Рогриан улыбнулся. Ему и в голову не пришло её осуждать. Он вырос среди людей, которые считали в порядке вещей заключать браки по расчёту, а брак по любви называли не иначе как эгоизмом и глупостью.

– Он был милым человеком, – проговорила Мэйт. – Я даже полюбила его со временем, и плакала, когда он умер. Это было похоже на любовь матери к сыну, хотя он и был старше меня. Я не любила его, как женщина любит мужчину. Как я люблю…

Она повернулась к Рогриану. Её лицо точно светилось изнутри, и в этот момент Рогриан позабыл о том, какой некрасивой показалась она ему в их первую встречу. Сейчас она была прекрасна, и он потянулся к ней, заключая её в объятия, готовый прошептать ей в ответ, что он тоже её любит…

– … лейтенанта Корвилла, – сказала она, и эти слова вонзились в Рогриана, как ледяные когти. Он замер, глядя на неё расширенными глазами. Чёрные глаза Мэйт вмиг утратили ясность и блеск, взгляд стал тягучим и тяжёлым, как дёготь. Левой рукой она притянула Рогриана к себе, а правая быстро, как змея, скользнула в сторону, выхватывая откуда-то из-под простыней короткий кривой кинжал.

Рогриан уловил лишь проблеск металла – и его чувства исчезли.
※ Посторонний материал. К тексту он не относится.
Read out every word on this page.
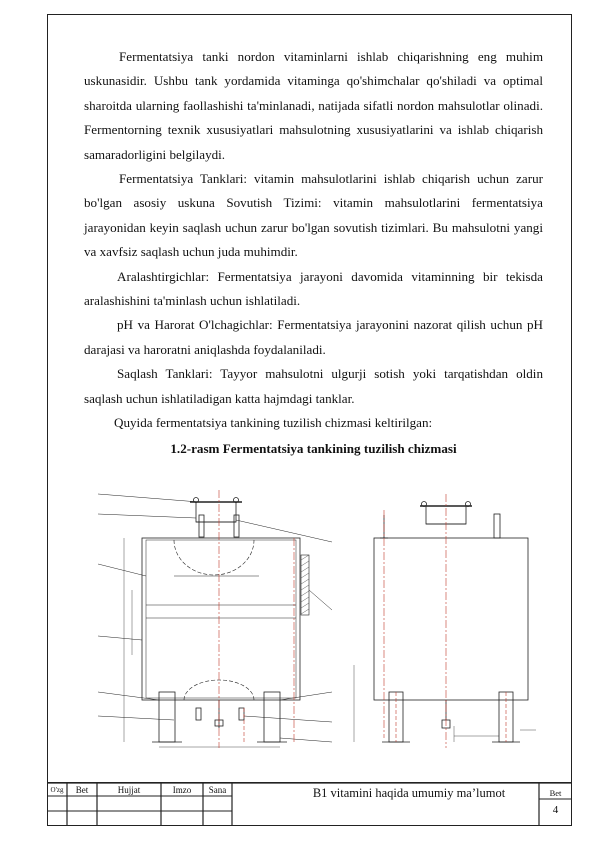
Fermentatsiya tanki nordon vitaminlarni ishlab chiqarishning eng muhim uskunasidir. Ushbu tank yordamida vitaminga qo'shimchalar qo'shiladi va optimal sharoitda ularning faollashishi ta'minlanadi, natijada sifatli nordon mahsulotlar olinadi. Fermentorning texnik xususiyatlari mahsulotning xususiyatlarini va ishlab chiqarish samaradorligini belgilaydi.

Fermentatsiya Tanklari: vitamin mahsulotlarini ishlab chiqarish uchun zarur bo'lgan asosiy uskuna Sovutish Tizimi: vitamin mahsulotlarini fermentatsiya jarayonidan keyin saqlash uchun zarur bo'lgan sovutish tizimlari. Bu mahsulotni yangi va xavfsiz saqlash uchun juda muhimdir.

Aralashtirgichlar: Fermentatsiya jarayoni davomida vitaminning bir tekisda aralashishini ta'minlash uchun ishlatiladi.

pH va Harorat O'lchagichlar: Fermentatsiya jarayonini nazorat qilish uchun pH darajasi va haroratni aniqlashda foydalaniladi.

Saqlash Tanklari: Tayyor mahsulotni ulgurji sotish yoki tarqatishdan oldin saqlash uchun ishlatiladigan katta hajmdagi tanklar.

Quyida fermentatsiya tankining tuzilish chizmasi keltirilgan:

1.2-rasm Fermentatsiya tankining tuzilish chizmasi

O'zg	Bet	Hujjat	Imzo	Sana	B1 vitamini haqida umumiy ma’lumot	Bet
4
Как тогда, на Ореховой улице, когда прозвучал взрыв, он перестал быть испуганным человеком и превратился в машину. Мышцы действовали быстрее разума, и он перехватил руку Мэйт на полпути, как совсем недавно, во время танца, но на этот раз жёстче, грубее, выворачивая тонкое запястье. Мэйт яростно вскрикнула, свободная рука взметнулась вверх, острые ногти нацелились Рогриану в лицо. Но он был быстрее. В одно мгновение он выхватил кинжал из ослабевших пальцев, которые недавно целовал с такой страстью, и вонзил его в грудь женщины.

Удар был таким сильным, что кинжал вошёл по самую рукоятку. Мэйт снова вскрикнула, но на этот раз так тихо, что это скорее походило на вздох. Её глаза закатились, голова бессильно откинулась назад, как будто устав держать груз тяжёлых волос, и она распласталась на смятых простынях.

Только тут к Рогриану вернулись чувства – и лучше бы не возвращались. С коротким хриплым криком он обхватил женщину руками, попытался приподнять её – какой тяжелой внезапно сделалась она, совсем недавно лёгкая, словно пламя! – и тут же разжал объятия, позволив её телу упасть обратно.

Крови почти не было – он ещё со времён войны знал, как заколоть человека в ближнем бою одним точным ударом в сердце, чтобы не повредить крупный сосуд и не забрызгать всё вокруг. И сейчас было так же – лишь несколько капель пролилось на простыню и на его руки.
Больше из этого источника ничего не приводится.